いま、沢山の微惑星が空間をランダムに飛び回っているとする。ランダムに飛び回っているのでいつかは微惑星同士で衝突し、そのときにぶつかった2つは合体する。時間が経つにつれて衝突を繰り返し、次第に成長していくことが想像できるだろう。ところが、このときの成長は「平等」ではないのである。

どのような描像か簡単に図で説明しよう。今、同じ質量の微惑星が8個あるとする。これらが順々に「平等に」成長していくと、左図のように成長が進むと考えられるだろう。しかし、微惑星から原始惑星の成長は、右図のように大きい微惑星がより早く成長する権利を持っていて、「不平等に」成長が進行するのである。

なぜだろうか。理由は、質量が大きい微惑星の方が、他の微惑星と衝突する確率が高いからである。例えば、渋谷駅前のスクランブル交差点で人がランダムに動き回っている光景を思い浮かべてみよう。その上空から交差点の真ん中に向かってボールを投げてみる。そのときどのようなボールを投げれば人にぶつかる確率が高いだろうか。当然、パチンコ玉よりも運動会で使うような大玉を投げた方が人に当たりやすい。つまり、ボールのサイズが確率を決める。

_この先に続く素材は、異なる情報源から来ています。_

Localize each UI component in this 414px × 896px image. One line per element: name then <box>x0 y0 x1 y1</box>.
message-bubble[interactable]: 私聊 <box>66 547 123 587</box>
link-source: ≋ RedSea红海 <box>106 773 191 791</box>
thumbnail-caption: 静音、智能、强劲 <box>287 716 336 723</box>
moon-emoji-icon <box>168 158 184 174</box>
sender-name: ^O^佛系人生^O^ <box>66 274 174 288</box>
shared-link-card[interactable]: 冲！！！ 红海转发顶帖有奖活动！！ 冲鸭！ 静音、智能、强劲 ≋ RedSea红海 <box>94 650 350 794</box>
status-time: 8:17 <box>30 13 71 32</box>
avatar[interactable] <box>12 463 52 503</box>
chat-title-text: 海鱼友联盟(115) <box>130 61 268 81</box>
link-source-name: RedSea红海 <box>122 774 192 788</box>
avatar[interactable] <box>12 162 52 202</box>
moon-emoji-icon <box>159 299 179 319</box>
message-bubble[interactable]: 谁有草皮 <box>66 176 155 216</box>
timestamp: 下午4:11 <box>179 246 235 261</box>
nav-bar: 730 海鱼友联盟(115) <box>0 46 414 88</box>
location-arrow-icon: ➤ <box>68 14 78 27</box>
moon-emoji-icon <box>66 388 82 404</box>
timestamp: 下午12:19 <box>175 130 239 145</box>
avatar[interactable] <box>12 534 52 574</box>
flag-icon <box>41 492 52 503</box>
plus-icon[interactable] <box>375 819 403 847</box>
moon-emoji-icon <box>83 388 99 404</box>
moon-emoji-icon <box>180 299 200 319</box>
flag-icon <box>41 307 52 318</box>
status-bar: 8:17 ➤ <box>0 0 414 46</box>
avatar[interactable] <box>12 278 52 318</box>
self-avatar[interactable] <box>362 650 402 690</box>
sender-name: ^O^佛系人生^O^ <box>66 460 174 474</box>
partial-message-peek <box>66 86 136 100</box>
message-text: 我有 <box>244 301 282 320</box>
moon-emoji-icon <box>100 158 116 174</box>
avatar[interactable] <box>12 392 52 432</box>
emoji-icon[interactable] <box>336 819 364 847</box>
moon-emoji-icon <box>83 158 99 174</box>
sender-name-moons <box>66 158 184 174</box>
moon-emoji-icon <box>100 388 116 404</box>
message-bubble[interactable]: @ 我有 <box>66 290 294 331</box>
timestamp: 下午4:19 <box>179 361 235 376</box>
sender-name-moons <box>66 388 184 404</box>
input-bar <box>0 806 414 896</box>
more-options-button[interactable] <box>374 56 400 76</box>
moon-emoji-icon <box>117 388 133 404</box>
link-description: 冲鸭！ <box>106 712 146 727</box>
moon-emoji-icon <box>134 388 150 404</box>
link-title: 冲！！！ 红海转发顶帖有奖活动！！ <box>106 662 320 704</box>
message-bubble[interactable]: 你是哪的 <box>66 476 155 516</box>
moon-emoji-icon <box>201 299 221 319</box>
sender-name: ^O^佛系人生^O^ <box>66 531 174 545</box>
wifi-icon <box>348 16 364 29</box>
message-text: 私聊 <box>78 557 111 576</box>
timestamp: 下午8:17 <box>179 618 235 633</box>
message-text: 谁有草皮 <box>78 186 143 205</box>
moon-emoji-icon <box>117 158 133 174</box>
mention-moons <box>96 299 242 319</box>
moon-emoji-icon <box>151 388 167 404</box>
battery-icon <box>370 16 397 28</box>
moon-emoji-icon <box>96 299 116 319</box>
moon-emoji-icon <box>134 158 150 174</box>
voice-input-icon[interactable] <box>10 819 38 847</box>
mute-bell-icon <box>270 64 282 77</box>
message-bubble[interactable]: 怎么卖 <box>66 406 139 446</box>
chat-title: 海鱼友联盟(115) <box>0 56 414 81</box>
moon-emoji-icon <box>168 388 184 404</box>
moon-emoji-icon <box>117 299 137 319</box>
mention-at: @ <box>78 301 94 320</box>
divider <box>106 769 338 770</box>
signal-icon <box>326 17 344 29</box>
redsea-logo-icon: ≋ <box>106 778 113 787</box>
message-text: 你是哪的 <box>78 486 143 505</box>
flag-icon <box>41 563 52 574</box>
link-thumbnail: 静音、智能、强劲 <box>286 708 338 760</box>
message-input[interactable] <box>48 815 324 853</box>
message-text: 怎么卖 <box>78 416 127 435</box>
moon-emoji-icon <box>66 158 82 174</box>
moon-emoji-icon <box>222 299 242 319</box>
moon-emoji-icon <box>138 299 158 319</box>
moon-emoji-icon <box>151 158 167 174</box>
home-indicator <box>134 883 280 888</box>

微惑星の場合だと、質量が大きい方がサイズも大きくなるので、上でいうボールのサイズ(衝突断面積という)は大きくなるのである。その上、質量が大きくなることによって、重力が大きくなり、周りの微惑星を引き付ける力も強くなる。この力によって、衝突断面積が更に大きくなるのである。これを重力フォーカシングという。このように、サイズが大きくなることで「不平等な成長」が生じる。つまり、成長の初期段階に少しでも大きくなった微惑星が、その後選択的に成長していくのだ。